A particle starts from origin with a velocity of 10 m/s and moves with a constant acceleration till the velocity increases to 50 m/s. At that instant, the acceleration is suddenly reversed. What will be the velocity of the particle, when it returns to the starting point?
A) zero
B) 10 m/s
C) 50 m/s
D) 70 m/s

Answer 1

Hint: The important part to understand while solving this problem is the fact that the distance travelled with the forward motion and the distance travelled with the reverse motion must be calculated in order to compute the velocity in the backward direction.

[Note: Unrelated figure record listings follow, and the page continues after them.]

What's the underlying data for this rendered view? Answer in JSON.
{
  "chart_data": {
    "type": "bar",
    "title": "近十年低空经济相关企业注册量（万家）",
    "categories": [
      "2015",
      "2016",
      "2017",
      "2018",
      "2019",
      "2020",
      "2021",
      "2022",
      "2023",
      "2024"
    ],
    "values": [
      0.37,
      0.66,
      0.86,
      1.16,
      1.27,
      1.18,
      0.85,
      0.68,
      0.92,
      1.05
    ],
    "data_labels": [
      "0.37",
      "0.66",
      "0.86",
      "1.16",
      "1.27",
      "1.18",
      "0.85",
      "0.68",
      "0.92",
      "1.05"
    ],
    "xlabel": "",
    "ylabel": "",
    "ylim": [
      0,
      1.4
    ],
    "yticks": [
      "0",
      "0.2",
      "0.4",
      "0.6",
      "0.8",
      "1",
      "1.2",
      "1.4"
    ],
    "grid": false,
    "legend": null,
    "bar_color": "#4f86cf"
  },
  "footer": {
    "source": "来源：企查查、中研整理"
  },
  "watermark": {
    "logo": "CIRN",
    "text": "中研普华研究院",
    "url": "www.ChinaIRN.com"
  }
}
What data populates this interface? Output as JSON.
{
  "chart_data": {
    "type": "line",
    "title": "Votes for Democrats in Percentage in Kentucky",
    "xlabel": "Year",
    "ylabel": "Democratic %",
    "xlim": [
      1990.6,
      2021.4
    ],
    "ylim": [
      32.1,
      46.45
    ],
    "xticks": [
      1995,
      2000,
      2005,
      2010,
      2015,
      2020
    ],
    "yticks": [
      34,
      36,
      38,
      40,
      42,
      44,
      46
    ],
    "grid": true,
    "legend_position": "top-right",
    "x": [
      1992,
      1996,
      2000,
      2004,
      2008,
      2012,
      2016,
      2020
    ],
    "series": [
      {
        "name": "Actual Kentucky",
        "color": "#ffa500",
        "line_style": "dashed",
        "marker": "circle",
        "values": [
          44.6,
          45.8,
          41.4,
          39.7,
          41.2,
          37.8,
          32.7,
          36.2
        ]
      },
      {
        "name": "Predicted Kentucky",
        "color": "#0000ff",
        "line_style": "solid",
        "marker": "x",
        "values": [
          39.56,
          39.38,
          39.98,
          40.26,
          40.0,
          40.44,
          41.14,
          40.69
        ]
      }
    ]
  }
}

Complete step by step answer:
When a particle starts from origin from initial velocity of 10 m/s to a final velocity of 50 m/s under uniform acceleration, the distance travelled is given by the equation –
$\Rightarrow {v^2} - {u^2} = 2a{s_1}$
To calculate the distance travelled in the forward motion, ${s_1}$ –
$\Rightarrow {50^2} - {10^2} = 2a{s_1}$
$ \Rightarrow 2a{s_1} = 2500 - 100$
$ \Rightarrow {s_1} = \dfrac{{2400}}{{2a}}$
At the point when it reaches a velocity of 50 m/s, the acceleration is reversed. This results in a backward motion with the initial velocity of 50 m/s and the final velocity being equal to 0 m/s.
The particle then travels a certain distance in the backward direction in negative value of acceleration. This distance is given by –
$\Rightarrow {v^2} - {u^2} = - 2a{s_2}$
$ \Rightarrow {0^2} - {50^2} = - 2a{s_2}$
$ \Rightarrow {s_2} = \dfrac{{2500}}{{2a}}$
The net displacement of the particle gives us the value of how far the particle lies from the origin and is equal to the sum distance travelled in the forward direction and the backward direction.
The net displacement,
$\Rightarrow d = {s_1} + {s_2}$
Substituting the values of ${s_1}$ and ${s_2}$ , we get –
$\Rightarrow d = \dfrac{{2400}}{{2a}} + \dfrac{{2500}}{{2a}}$
$ \Rightarrow d = \dfrac{{2400 + 2500}}{{2a}}$
$ \Rightarrow d = \dfrac{{4900}}{{2a}}$
Given that the particle starts from zero and reaches a point whose displacement d is given by the above expression, the final velocity achieved while returning to its starting point is given by –
$\Rightarrow {v^2} - {u^2} = 2ad$
Since the particle starts from rest, $u = 0$
$ \Rightarrow {v^2} = 2ad$
Substituting the value of d, we get –
$ \Rightarrow {v^2} = 2a \times \dfrac{{4900}}{{2a}}$
$ \Rightarrow {v^2} = 4900$
$\therefore v = 70m{s^{ - 1}}$

Hence, the correct option is Option D.

Note: In this problem, we can clearly understand the difference between the quantities distance and displacement. We can see here that even though the total distance travelled by the particle is equal to the sum of ${s_1} + {s_2}$ , we can infer from above that, the net displacement of the object is not greater than the distance ${s_1}$.